Ashleigh Murray and Sinclair Daniel star in Hulu's The Other Black Girl
Artfully combining percussion, vocal motifs, synth sounds and other elements, composer and musician EmmoLei Sankofa (Lizzo's Watch Out for the Big GRRRLs, Step Up: High Water) created a uniquely playful and eerie score for the Hulu series The Other Black Girl. And she did so using a complex but compelling mix of choir, experimentation and needle drops.
Here, EmmoLei— born and raised in Atlanta, Georgia — reveals her scoring process for the satirical workplace thriller, which centers on editorial assistant Nella (Sinclair Davis). Nella is the only Black woman working at a New York City publishing company, until Hazel (Ashleigh Murray) joins the team. Soon, Hazel goes from newfound friend to foe, and EmmoLei accompanies that relationship's plot twists with a chilling and unique soundscape.
Television Academy: How challenging was it to find the right tone for the series?
EmmoLei Sankofa: Nailing the tone for this project was difficult. It was a delicate balance of aligning with the vision of the showrunners, writers and [Hulu], and it was also a blend of me creating something that I felt good about as the composer so I could still maintain my unique voice. It was essentially an experimentation session. Once we nailed the tone for the entire series, I was like, "Okay, now I can roll my sleeves up."

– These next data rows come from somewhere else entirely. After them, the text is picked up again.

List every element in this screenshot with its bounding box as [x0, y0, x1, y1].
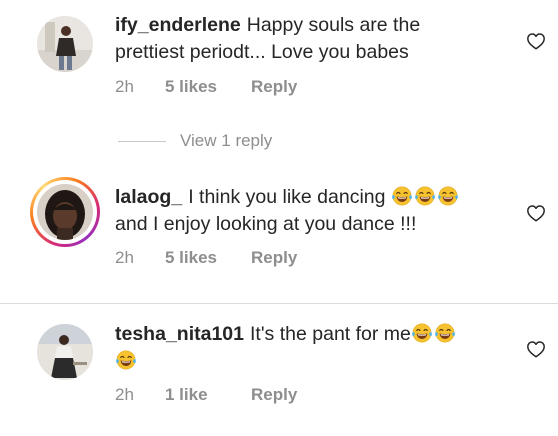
face-with-tears-of-joy-icon: [434, 322, 456, 344]
avatar-photo: [37, 184, 93, 240]
avatar[interactable]: [37, 16, 93, 72]
comment-text: tesha_nita101 It's the pant for me: [115, 321, 510, 375]
comment-username[interactable]: ify_enderlene: [115, 14, 241, 36]
reply-button[interactable]: Reply: [251, 77, 297, 97]
likes-count[interactable]: 5 likes: [165, 77, 251, 97]
comment-time: 2h: [115, 385, 134, 404]
likes-count[interactable]: 5 likes: [165, 248, 251, 268]
comment-body-line-1: Happy souls are the: [246, 14, 421, 36]
heart-outline-icon[interactable]: [526, 204, 546, 222]
comment-text: lalaog_ I think you like dancing and I en…: [115, 184, 510, 238]
view-replies-button[interactable]: View 1 reply: [118, 131, 272, 151]
comment-meta: 2h 1 like Reply: [115, 385, 297, 405]
heart-outline-icon[interactable]: [526, 340, 546, 358]
comment-text: ify_enderlene Happy souls are the prettie…: [115, 12, 510, 66]
comment-meta: 2h 5 likes Reply: [115, 248, 297, 268]
face-with-tears-of-joy-icon: [437, 185, 459, 207]
face-with-tears-of-joy-icon: [411, 322, 433, 344]
avatar-with-story-ring[interactable]: [30, 177, 100, 247]
heart-outline-icon[interactable]: [526, 32, 546, 50]
face-with-tears-of-joy-icon: [414, 185, 436, 207]
likes-count[interactable]: 1 like: [165, 385, 251, 405]
replies-divider-line: [118, 140, 166, 142]
comment-time: 2h: [115, 248, 134, 267]
comment-username[interactable]: lalaog_: [115, 186, 182, 208]
avatar[interactable]: [37, 324, 93, 380]
comment-body-line-2: and I enjoy looking at you dance !!!: [115, 213, 417, 235]
reply-button[interactable]: Reply: [251, 385, 297, 405]
avatar-photo: [37, 16, 93, 72]
face-with-tears-of-joy-icon: [115, 349, 137, 371]
comment-body-line-1: I think you like dancing: [188, 186, 386, 208]
view-replies-label: View 1 reply: [180, 131, 273, 150]
reply-button[interactable]: Reply: [251, 248, 297, 268]
comment-divider: [0, 303, 558, 304]
face-with-tears-of-joy-icon: [391, 185, 413, 207]
comment-body-line-1: It's the pant for me: [250, 323, 411, 345]
comment-time: 2h: [115, 77, 134, 96]
comment-username[interactable]: tesha_nita101: [115, 323, 244, 345]
comment-body-line-2: prettiest periodt... Love you babes: [115, 41, 409, 63]
comment-meta: 2h 5 likes Reply: [115, 77, 297, 97]
avatar-photo: [37, 324, 93, 380]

Whose voices are we hearing in the clusters of whispers and vocal motifs that populate the score?
They flew me out to Los Angeles to track and record the vocal group Tonality. We used a miniature choir and had representation on every voice — soprano, alto, tenor, bass and baritone. We recorded and mapped out the motifs across that ensemble — did it all in one swoop. Then, once I got back to Atlanta, I integrated them into the show where necessary. I also leveraged my own vocals throughout the series.
Aside from voices, it seems you also used a combination of electronic and real instruments to perform the music.
It's really a hybrid score. The main instrumentation is the vocals and the percussion. So, there's mallets, vibraphone, xylophone and marimba. There's piano, there's strings here and there for certain sentimental moments. Then there are synth sounds that are like morphed brass and strings. We're using regular instruments and stretching them away from their normal sound and processing them in a way that they sound electronic, or they sound haunting.
You flawlessly blend the music you composed for the series with needle drops from artists like Busta Rhymes, Sudan Archives and others. [Editor's note: Music supervisor Tiffany Anders sourced the needle drops.] Was it a lot of work to finesse those transitions?
Very much so. When music cues rub up against needle drops, I'm mindful of the key that the needle drop is in. It's almost like being a D.J. I'm mindful of a lot of different elements that allow it to transition into the moment fluidly. What I don't want to do as a composer is snap the audience outside of the world that they're in — for whatever length of time they're watching the show. Even if people notice the music, it should still feel seamless and flow in a way that keeps people locked into the moment until the very end.
The Other Black Girl is now streaming on Hulu.